18F-Fluorodeoxyglucose Positron Emission Tomography-Computed Tomography in Large Vessel Vasculitis: Standardization is the Way Forward.

Large vessel vasculitis (LVV) is defined as inflammatory pathology predominantly affecting the large arteries. The most common subtypes are Takayasu arteritis and giant cell arteritis (GCA). GCA in patient is often associated with polymyalgia rheumatica (PMR), as both belong to the same disease spectrum.[1]18 F-fluorodeoxyglucose (FDG) positron-emission tomography-computed tomography (PET-CT) is a functional hybrid imaging method which is an established tool in oncology and has also demonstrated its potential in various inflammatory pathologies such as LVV. It has been employed in LVV for diagnosis in patients with clinical suspicion as well as in fever of unknown origin, for monitoring response to immunosuppressive therapy and detecting relapse.[23] The underlying mechanism is based on the ability of FDG PET-CT to detect enhanced glucose uptake from high glycolytic activity of inflammatory cells in inflamed arterial walls and synovia/bursa.[4]

The main hindrance to FDG PET-CT becoming a standardized diagnostic tool in LVV is the lack of internationally accepted visual and quantitative parameters. Several visual and semiquantitative methods have been proposed, from simple standardized uptake value metrics to target-to-background ratios.[5] A joint EANM, SNNMI, PIG, and ASNC working committee have addressed this issue and proposed two criterions for better standardization of PET-CT interpretation.[6] These include the use of a standardized 0–3 grading system: 0 = no uptake (≤mediastinum); 1 = low-grade uptake (liver), with Grade 2 possibly indicative and Grade 3 considered positive for active LVV. Another parameter, the total vascular score (TVS) can also be used, at seven different vascular regions (thoracic aorta, abdominal aorta, subclavian arteries, axillary arteries, carotid arteries, iliac arteries, and femoral arteries) as negative (0) or positive, further scored semiquantitatively as 1 (minimal but not negligible FDG uptake), 2 (clearly increased FDG uptake), or 3 (very marked FDG uptake). Therefore, a TVS could be calculated ranging from 0 (no vascular FDG uptake in any of the seven vascular regions) to 21 (vascular FDG uptake scored 3 in all seven territories). In one prospective study, by Blockmans and Bley, FDG PET-CT images were acquired at baseline and after 3 and 6 months of steroid treatment in LVV. It was seen that the TVS decreased significantly at 3 months (P < 0.0005), but no further decrease was seen at 6 months. As PMR and GCA frequently overlap, typical FDG joint uptake patterns should be reported, including uptake in glenohumeral synovia, subacromial-subdeltoid bursa, supraspinatus tendinitis and biceps synovitis (shoulder), trochanteric/ischial bursa, hip synovia, interspinous regions of the cervical and lumbar vertebrae, or the synovial tissue of the knees if present, including the use of a standardized 0–3 grading system.

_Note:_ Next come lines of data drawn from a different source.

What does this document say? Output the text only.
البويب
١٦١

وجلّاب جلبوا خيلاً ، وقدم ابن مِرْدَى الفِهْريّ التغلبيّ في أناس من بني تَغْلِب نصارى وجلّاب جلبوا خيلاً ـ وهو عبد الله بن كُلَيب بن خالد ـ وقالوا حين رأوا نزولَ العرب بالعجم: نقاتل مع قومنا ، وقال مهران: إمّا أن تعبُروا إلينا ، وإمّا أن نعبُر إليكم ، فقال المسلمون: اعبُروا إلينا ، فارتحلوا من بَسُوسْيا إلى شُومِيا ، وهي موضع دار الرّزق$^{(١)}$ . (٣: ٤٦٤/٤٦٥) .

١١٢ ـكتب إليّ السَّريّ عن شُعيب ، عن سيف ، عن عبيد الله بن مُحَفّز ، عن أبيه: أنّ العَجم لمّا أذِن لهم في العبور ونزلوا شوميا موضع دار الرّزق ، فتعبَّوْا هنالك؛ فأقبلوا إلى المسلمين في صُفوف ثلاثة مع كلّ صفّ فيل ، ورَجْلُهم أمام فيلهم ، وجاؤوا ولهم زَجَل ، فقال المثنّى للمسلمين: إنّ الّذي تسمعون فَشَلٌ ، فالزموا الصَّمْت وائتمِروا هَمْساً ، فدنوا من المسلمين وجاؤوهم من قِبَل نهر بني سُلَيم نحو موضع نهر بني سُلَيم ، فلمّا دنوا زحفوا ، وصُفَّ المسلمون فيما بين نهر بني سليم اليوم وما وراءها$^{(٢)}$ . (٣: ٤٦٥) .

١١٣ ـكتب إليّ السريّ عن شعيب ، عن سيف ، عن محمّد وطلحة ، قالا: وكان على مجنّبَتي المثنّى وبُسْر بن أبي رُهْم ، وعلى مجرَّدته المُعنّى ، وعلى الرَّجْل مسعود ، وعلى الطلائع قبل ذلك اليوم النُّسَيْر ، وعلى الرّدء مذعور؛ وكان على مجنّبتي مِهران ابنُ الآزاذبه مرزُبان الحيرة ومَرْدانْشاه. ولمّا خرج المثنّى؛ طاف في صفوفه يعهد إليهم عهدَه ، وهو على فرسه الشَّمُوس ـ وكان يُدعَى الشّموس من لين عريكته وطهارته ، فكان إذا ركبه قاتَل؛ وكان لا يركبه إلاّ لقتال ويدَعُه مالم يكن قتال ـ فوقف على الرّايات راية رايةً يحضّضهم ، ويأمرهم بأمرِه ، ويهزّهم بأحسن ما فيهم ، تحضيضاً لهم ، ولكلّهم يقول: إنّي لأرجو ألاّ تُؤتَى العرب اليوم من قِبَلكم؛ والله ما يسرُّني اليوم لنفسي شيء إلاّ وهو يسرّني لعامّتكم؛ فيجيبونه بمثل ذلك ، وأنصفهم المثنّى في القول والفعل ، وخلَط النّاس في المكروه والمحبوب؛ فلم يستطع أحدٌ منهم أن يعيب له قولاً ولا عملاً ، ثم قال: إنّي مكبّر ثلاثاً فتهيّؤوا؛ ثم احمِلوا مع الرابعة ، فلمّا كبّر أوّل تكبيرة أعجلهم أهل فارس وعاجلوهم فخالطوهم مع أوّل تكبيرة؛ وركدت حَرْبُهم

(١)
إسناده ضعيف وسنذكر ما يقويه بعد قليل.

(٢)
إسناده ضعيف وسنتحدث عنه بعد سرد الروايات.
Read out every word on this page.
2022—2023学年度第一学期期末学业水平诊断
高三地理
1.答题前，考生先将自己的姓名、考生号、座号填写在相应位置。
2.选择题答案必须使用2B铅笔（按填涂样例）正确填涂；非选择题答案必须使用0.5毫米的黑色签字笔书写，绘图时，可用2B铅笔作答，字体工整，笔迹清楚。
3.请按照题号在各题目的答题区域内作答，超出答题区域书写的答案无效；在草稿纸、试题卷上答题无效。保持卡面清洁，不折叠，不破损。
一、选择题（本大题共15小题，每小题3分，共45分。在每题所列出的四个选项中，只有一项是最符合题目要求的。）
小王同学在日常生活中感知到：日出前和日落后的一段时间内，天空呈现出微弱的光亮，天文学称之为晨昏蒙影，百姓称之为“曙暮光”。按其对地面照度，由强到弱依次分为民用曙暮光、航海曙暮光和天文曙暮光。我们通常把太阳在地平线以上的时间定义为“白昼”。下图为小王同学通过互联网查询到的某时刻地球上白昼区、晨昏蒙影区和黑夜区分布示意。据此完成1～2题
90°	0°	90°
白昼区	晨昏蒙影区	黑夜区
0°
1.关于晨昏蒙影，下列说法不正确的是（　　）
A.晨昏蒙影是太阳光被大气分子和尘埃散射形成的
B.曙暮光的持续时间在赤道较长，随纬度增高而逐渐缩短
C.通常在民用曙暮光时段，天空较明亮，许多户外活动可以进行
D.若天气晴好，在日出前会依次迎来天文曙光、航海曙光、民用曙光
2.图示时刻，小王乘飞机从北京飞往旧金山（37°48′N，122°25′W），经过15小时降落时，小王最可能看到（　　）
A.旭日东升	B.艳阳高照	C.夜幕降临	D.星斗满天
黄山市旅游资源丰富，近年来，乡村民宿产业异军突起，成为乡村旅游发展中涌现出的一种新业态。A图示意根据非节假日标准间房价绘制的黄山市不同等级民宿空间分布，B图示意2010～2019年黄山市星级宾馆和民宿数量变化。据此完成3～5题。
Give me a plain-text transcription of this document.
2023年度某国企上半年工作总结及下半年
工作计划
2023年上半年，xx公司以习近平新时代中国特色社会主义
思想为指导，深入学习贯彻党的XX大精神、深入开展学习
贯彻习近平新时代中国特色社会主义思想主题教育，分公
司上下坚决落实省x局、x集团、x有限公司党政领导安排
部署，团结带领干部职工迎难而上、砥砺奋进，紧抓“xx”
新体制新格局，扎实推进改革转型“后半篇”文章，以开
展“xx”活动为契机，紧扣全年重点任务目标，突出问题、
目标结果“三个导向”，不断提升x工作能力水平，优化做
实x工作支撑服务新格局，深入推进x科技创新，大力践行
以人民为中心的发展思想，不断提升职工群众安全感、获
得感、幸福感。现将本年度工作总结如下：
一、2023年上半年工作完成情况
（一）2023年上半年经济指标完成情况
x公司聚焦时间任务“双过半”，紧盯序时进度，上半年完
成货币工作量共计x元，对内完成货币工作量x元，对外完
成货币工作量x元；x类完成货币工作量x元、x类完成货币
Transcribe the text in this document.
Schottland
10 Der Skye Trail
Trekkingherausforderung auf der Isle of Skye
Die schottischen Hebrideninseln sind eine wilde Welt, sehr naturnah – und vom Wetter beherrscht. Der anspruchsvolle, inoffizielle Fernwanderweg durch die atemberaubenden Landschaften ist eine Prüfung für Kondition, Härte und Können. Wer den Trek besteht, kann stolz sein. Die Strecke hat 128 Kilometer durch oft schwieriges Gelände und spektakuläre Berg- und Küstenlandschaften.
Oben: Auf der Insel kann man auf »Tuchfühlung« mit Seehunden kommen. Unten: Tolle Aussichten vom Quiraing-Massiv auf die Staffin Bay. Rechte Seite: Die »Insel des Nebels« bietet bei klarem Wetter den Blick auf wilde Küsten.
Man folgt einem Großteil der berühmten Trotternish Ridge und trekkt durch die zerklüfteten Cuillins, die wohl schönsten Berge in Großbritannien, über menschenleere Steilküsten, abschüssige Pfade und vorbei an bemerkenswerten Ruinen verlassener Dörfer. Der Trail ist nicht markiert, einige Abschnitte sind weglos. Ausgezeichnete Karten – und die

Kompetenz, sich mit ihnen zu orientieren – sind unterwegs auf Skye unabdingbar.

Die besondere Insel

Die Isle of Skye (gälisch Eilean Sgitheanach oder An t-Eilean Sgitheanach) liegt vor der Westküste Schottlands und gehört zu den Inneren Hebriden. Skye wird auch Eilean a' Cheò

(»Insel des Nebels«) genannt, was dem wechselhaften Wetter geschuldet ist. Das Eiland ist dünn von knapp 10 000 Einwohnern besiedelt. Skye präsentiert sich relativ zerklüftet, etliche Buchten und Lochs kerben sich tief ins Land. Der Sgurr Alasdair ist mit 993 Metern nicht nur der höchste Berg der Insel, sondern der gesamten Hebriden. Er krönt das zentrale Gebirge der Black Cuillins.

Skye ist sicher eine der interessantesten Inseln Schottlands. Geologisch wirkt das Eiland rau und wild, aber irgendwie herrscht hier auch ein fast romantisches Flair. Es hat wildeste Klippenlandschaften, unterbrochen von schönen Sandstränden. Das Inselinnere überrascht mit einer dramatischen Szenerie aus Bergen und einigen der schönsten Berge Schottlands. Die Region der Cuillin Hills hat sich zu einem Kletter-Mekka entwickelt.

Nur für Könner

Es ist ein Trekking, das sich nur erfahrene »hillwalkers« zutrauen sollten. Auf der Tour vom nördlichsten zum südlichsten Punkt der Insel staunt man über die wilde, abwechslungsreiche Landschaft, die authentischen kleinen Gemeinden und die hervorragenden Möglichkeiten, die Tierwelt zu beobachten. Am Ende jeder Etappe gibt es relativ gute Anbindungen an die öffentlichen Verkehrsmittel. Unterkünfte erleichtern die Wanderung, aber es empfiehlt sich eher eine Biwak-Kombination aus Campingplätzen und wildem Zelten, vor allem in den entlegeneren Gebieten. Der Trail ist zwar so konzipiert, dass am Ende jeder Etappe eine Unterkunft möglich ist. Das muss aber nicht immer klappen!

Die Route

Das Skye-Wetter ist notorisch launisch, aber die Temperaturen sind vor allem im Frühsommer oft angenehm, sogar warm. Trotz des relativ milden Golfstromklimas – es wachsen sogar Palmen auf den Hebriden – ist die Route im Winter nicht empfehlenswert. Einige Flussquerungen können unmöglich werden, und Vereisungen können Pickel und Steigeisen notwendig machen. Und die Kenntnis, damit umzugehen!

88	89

In the current issue of Indian Journal of Nuclear Medicine, Malik et al. have addressed the standardization of FDG PET-CT in LVV. They have employed the TVS proposed previously and validated its use in the Indian population. In their retrospective study with FDG PET-CT images of 106 patients with LVV, not only TVS was seen to clinically useful, it also correlated with other markers of disease activity such as ESR. Furthermore, TVS was found to be very useful for the assessment of response to immunosuppressive therapy. Interestingly, associated joint inflammation due to PMR was picked up in 17% of this cohort of patients. Through their study, Malik et al. have addressed the gap in our knowledge regarding this important topic and must be congratulated for that. Further prospective studies with the goal toward standardizing FDG PET-CT for evaluation of LVV are warranted to decipher this complex but crucial subject.